The coalition, comprising Turtle Island Restoration Network, Mercy For Animals, SeaLegacy and Sharkwater, is calling on individuals, organizations and other legislators to support S. 2773 and put a permanent end to the driftnet fishery in the United States.
“Senator Feinstein’s Senate bill brings us one step closer to ending this destructive and wasteful fishery that indiscriminately kills sea life,” said Cassie Burdyshaw, advocacy and policy director. “Both the recent federal and California legislation provide a roadmap to ending the unnecessary and cruel deaths of sea turtles, whales, sharks, sea lions and other sea life in these death nets.”
“We’re very encouraged by Senator Dianne Feinstein’s proposed legislation,” says Paul Nicklen, co-founder and expedition lead for SeaLegacy. “This is the kind of leadership we need to see if necessary changes to the driftnet fishery in the waters off California are going to happen. Witnessing what happens in the waters off the coast of California has been one of the most devastating experiences of my entire career. This development gives us hope for a better future.”
“As a civilized society, it’s our moral obligation to protect all animals––including fish and other marine life––from needless cruelty,” said Lindsay Wolf, vice president of investigations for Mercy For Animals. “It’s now time for members of Congress to support S. 2773 to end this cruel fishery, which is responsible for the entanglement and slaughter of countless swordfish and other marine animals.”
“It is very uplifting to see the response and outcry from the public, and how this is spurring on action from our government officials,” says Brock Cahill, Cinematic Activist and Preservation Tactician from Team Sharkwater. “Now if we can equate this into lives of endangered marine species saved, we will have done our job! It is encouraging to see the machine of social media working toward positive change, and the power of film fueling the fire!”
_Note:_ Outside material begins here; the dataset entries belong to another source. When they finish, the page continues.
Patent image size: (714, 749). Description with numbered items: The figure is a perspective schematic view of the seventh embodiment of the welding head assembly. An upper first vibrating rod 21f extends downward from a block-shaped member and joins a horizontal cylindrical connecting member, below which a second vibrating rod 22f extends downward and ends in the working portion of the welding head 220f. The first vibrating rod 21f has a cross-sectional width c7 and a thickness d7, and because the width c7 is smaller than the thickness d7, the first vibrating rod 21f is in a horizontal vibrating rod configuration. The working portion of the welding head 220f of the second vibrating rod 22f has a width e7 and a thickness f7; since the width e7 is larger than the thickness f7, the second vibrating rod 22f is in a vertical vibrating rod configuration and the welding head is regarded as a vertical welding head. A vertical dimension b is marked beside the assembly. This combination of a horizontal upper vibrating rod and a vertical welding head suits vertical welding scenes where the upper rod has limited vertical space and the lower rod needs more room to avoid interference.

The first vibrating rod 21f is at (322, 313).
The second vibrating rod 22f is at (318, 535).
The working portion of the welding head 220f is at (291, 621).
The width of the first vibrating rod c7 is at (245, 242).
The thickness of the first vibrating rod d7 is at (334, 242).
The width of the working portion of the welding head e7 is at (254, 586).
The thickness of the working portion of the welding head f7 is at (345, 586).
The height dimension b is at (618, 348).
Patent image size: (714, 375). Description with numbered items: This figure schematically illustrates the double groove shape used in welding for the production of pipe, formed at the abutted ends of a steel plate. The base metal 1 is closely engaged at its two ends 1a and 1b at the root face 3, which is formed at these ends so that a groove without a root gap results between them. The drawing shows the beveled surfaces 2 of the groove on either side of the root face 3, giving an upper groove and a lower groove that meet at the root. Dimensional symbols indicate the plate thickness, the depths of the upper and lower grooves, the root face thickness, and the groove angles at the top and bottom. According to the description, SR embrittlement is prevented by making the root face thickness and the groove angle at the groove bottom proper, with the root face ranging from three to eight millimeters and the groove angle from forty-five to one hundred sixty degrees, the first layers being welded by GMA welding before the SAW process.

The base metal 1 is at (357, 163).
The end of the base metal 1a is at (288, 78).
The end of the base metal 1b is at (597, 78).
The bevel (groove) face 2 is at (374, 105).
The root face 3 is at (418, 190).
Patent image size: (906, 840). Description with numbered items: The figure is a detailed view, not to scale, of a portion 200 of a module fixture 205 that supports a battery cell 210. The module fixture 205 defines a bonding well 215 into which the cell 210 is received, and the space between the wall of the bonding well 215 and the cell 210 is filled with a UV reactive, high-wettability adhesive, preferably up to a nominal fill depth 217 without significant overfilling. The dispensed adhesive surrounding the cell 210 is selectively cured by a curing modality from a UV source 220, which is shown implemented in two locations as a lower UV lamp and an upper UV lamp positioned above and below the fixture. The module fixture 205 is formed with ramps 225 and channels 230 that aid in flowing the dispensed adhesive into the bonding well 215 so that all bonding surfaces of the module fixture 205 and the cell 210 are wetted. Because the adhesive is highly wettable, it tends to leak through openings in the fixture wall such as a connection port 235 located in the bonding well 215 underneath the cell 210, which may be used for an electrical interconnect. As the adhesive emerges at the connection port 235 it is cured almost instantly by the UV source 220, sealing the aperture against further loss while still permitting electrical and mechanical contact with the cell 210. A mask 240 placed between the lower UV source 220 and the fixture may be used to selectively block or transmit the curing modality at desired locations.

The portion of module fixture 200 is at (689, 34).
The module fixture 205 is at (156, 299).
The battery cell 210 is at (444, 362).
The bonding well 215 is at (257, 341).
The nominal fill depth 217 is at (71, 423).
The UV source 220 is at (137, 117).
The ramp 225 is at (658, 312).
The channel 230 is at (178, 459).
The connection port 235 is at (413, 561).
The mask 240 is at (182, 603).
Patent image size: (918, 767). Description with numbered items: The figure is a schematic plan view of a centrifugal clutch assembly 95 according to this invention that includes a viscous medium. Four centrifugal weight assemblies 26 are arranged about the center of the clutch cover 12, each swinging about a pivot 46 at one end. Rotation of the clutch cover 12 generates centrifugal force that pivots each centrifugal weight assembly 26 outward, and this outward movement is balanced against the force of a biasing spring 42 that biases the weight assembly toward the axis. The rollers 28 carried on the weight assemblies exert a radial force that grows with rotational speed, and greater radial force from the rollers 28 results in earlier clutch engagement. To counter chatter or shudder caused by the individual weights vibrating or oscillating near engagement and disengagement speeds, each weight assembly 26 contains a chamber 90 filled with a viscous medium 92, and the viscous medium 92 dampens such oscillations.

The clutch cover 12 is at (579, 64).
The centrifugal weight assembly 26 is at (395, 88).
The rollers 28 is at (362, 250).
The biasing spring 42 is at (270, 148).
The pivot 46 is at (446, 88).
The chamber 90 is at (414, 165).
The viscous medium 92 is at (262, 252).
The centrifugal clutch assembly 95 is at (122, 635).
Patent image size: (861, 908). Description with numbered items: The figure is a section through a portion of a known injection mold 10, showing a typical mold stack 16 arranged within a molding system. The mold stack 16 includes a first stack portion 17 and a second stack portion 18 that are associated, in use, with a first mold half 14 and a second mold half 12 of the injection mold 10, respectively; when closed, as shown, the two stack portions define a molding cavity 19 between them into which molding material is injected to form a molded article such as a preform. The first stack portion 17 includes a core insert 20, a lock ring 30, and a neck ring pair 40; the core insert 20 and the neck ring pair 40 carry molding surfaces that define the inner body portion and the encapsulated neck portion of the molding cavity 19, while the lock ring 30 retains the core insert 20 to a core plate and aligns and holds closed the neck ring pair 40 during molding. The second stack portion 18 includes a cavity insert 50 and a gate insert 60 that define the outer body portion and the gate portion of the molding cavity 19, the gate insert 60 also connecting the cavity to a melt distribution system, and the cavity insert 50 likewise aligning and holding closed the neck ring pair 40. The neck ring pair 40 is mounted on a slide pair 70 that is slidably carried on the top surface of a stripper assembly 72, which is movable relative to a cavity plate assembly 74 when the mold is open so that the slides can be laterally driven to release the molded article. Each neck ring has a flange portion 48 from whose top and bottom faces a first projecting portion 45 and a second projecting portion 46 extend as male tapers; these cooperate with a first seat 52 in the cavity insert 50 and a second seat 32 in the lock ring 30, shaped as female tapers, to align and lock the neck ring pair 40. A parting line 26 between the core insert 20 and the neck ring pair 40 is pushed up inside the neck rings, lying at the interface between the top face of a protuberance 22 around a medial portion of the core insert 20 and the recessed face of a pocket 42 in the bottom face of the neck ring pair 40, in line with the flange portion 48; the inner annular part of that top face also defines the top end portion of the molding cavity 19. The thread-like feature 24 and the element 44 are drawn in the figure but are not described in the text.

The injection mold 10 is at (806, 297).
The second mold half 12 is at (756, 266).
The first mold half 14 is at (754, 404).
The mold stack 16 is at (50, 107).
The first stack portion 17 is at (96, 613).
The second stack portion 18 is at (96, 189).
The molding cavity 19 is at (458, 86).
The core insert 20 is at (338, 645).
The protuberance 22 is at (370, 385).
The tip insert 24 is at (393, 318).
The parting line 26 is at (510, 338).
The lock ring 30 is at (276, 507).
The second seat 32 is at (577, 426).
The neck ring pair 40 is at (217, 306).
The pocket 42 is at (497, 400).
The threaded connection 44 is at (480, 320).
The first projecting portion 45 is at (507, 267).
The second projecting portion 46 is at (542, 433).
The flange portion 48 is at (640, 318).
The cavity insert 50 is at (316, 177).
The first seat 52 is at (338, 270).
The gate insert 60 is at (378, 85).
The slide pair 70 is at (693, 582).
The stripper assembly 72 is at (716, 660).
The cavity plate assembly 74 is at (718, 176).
The driftnet fishery for swordfish is bound by U.S. law to report bycatch like dolphins, mako shark, sea turtles, sea lions, whales or any threatened, vulnerable or endangered species that is caught in the driftnet. No evidence has been presented that the driftnet operations captured during the investigations reported the killing of the dolphins, sea lions or other protected species to federal authorities.
Driftnets used in federal waters off the coast of California can be up to a mile long and have the capacity to stretch from the first tower of the Golden Gate Bridge to the last tower. The nets can hang hundreds of feet deep. In the past decade alone, nearly 800 marine mammals have been killed by the few remaining driftnet boats off California, including endangered animals like the sperm whale. Driftnets kill more whales and dolphins than all other West Coast observed fisheries combined (including in Alaska). Based on observer estimates, driftnets killed 16 endangered whales within the past five years.
In 2014 and 2016, California legislators introduced bills to phase out the fishery due to a groundswell of action by environmental and ocean conservation groups. Late last year, the Trump administration proposed changes to California’s fisheries, but instead of improving the driftnet fishery, they sought to shield it and give it more freedom to harm marine life and deplete the ocean.